The company’s two Irvine locations are near the Market Place shopping center; one of these, its headquarters, is in the Jamboree Business Center office complex, owned by Irvine’s Pendulum Property Partners.
They also decided to retain back office staff of about 80 people in Poland. That unusual workforce arrangement was developed by a Polish employee, a professor at a university there who often hires top computer talent right out of college.
They changed the company name in January to Stretto, shedding the word bankruptcy as companies in the restructuring process shed debt; BMS may have lost clients who didn’t want to work with a firm with that word in its name.
“We wanted to exude a different image,” Carson said. Stretto is a musical term that “refers to the moment in time when one instrument stops and another one picks up where it left off.”
“We seamlessly integrate ourselves into our clients’ businesses and we help orchestrate these things so it’s smooth. If we do our job well, no one knows.”
Multi-Legged Stool
Stretto’s consumer unit does business with more than 50% of the country’s 1,000 bankruptcy trustees by providing computer systems to run case management that includes information such as calendar dates and phone numbers.
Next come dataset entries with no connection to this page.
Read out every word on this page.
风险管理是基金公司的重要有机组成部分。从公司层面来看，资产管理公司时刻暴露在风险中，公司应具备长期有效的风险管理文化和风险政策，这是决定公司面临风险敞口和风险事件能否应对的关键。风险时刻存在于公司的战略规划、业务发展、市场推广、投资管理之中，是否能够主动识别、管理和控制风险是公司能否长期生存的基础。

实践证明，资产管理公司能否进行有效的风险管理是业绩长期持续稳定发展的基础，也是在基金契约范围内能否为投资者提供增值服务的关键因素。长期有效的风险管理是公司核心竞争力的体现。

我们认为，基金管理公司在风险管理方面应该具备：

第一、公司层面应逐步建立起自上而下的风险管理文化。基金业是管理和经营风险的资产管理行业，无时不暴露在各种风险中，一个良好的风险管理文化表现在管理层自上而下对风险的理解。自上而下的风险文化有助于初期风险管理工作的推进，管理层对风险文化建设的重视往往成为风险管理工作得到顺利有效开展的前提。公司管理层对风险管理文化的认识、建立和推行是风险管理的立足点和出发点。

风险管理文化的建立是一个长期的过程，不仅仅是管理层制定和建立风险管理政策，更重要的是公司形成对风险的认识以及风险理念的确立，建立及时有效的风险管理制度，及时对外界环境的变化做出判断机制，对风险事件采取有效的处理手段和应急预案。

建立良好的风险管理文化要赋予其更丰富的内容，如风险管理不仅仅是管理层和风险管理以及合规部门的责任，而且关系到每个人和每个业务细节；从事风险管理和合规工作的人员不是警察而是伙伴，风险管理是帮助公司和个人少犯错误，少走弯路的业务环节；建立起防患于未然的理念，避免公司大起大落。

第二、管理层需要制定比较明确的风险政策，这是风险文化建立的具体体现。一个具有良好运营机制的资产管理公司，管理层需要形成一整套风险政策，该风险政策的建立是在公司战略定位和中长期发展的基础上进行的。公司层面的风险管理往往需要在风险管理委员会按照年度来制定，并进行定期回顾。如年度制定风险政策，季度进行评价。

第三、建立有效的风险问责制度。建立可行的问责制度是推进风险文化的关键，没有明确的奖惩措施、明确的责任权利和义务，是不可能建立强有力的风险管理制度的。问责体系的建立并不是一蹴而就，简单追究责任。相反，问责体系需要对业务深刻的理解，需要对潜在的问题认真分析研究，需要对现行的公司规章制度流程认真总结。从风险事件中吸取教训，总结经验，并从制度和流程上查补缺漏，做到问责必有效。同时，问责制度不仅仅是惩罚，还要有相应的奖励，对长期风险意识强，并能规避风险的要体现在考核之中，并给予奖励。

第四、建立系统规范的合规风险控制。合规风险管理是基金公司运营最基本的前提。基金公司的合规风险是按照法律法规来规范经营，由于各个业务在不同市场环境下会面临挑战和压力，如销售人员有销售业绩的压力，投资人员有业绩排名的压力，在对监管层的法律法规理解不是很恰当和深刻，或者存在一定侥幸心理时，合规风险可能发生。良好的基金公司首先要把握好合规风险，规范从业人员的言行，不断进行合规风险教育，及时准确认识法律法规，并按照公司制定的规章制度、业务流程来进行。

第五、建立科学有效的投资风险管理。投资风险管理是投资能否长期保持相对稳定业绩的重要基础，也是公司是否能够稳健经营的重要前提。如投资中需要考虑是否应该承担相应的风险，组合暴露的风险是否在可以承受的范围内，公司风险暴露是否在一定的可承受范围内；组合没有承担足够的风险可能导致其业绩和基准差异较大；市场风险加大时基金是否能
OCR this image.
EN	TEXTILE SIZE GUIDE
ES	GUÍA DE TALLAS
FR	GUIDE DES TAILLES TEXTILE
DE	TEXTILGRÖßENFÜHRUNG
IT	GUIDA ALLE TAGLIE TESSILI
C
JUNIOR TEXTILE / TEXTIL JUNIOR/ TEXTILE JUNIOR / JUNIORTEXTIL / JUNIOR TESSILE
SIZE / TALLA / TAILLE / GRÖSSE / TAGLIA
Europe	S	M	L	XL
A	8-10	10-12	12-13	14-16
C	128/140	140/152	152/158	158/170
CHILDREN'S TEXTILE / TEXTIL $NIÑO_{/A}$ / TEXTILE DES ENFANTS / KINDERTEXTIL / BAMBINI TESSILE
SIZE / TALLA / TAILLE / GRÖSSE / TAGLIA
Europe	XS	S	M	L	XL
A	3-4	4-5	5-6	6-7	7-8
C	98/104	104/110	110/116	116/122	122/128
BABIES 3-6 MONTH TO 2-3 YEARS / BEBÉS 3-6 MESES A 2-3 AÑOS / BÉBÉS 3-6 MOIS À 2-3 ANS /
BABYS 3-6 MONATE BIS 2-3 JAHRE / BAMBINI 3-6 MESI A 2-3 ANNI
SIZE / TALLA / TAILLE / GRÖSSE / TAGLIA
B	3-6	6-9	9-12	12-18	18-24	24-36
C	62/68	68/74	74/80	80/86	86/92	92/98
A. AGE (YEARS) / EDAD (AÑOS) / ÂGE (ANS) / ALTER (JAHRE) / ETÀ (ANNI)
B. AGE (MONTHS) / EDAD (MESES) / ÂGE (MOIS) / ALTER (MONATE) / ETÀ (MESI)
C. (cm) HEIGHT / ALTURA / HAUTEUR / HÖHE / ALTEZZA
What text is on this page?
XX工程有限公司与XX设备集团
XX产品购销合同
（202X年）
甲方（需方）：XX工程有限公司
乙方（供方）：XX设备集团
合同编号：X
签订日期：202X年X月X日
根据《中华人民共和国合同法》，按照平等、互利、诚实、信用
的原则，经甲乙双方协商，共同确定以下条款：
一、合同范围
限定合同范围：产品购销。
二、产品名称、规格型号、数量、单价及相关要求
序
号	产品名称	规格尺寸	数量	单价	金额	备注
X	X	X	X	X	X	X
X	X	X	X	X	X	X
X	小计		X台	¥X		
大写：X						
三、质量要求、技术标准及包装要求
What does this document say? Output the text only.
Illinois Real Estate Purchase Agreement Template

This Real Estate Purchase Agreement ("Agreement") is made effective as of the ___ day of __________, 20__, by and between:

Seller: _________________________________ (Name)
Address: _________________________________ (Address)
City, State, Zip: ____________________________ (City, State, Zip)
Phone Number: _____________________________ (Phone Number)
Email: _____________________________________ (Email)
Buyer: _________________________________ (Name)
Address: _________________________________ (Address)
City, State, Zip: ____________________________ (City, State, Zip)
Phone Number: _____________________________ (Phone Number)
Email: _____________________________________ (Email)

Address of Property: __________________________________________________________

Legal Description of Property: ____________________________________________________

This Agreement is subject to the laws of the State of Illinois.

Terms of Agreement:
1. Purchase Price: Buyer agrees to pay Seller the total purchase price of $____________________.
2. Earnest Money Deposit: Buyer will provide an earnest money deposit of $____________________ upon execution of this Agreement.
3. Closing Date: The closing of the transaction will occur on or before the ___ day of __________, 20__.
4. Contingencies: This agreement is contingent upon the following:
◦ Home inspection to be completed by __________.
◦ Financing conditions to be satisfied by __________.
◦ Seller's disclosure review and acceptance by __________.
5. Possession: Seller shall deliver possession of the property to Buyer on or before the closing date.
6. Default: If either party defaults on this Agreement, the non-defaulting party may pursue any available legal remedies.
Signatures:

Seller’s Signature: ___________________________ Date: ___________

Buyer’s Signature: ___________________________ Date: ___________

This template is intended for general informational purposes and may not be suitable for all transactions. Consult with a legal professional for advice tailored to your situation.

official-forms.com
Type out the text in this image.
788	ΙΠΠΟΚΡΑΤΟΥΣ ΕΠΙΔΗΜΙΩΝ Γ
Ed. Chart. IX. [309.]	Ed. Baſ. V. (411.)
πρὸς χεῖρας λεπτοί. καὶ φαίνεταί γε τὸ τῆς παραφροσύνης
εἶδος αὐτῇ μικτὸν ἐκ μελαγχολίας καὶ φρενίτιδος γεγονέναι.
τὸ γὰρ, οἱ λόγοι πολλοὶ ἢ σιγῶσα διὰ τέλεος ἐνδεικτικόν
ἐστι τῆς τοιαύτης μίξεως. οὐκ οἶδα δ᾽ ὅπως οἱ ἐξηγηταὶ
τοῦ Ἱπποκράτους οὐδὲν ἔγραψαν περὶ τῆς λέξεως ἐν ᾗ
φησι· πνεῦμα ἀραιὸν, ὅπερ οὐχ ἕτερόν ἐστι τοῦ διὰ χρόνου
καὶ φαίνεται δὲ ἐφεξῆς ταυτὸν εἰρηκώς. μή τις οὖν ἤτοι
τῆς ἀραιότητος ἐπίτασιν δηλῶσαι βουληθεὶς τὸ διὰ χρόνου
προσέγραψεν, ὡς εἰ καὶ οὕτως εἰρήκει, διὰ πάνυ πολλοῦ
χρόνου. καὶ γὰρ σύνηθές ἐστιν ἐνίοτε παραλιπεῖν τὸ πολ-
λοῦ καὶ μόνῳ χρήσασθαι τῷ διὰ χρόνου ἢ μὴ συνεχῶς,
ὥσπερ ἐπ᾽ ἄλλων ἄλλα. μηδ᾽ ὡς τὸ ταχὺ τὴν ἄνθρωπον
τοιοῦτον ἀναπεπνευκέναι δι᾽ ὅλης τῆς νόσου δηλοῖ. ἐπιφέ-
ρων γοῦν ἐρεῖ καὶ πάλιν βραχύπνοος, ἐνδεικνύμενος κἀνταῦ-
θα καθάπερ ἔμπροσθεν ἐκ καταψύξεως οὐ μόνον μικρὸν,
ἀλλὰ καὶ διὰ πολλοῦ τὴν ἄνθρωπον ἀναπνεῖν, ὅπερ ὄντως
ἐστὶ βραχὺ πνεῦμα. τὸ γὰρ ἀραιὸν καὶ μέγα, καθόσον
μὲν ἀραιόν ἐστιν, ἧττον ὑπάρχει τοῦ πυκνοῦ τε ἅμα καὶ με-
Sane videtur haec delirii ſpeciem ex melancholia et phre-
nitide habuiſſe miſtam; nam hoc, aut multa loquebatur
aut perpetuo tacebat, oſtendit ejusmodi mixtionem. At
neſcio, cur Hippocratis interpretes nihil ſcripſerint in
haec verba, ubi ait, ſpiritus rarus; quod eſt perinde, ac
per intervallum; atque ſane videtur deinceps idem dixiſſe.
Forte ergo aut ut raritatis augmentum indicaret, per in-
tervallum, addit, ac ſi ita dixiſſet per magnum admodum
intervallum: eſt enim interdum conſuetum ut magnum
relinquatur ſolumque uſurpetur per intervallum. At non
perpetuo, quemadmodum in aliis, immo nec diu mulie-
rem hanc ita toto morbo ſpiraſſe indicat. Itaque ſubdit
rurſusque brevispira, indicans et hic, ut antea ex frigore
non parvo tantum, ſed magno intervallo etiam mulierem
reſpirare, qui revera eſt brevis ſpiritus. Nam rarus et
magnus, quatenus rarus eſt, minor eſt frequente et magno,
The company is expanding to three other areas: software to handle receiverships; Chapter 11 depository services where it manages almost $2 billion; and Chapter 11 restructurings.
“There’s a brand new strategy here—take a one-legged stool which was consumer bankruptcy and turn it into a multi-legged stool that does many things,” Carson said.
The pair knows Chapter 11 well and is often far ahead of the general public in learning which companies are in trouble. It gets referrals from investment bankers or the general counsels of companies considering the strategy.
The company can put anywhere from three to 40 people onto a single corporate restructuring project.
As of 2015, BMS supported more 500 corporate restructurings. Stretto expects that figure to grow significantly in the next few years.
It boosted its capabilities in March by acquiring Dayton, Ohio-based CINgroup, which services more than 15,000 law firms and their clients through brands like Best Case Bankruptcy, CINcompass and CIN Legal Data Services.
“It’s a very powerful market share player, north of 80% in the bankruptcy attorney industry,” Carson said.
The buy will help Stretto create what he calls “the only end-to-end bankruptcy-technology platform in the market.”
Knows Competition Well
Its competitors in consumer bankruptcies include Kansas-based Axos Fiduciary Services and TrusteSolutions, a unit of Houston-based Financial Software Solutions LLC.
Competitors for corporate restructurings include New York-based Prime Clerk, which is being bought by Duff & Phelps.
There’s also its old firm, KCC, in El Segundo.
“We’re out there competing against them every single day,” Carson said.
This time around, Stone Point has given Stretto “a long runway to stretch our wings.”
“No one is in a rush to exit,” Kurtzman said. “We’re doing what we always wanted to do.
“What Stretto is going to do in the Chapter 7 industry and expanding into Chapter 11 is an execution of the vision we had a decade ago.”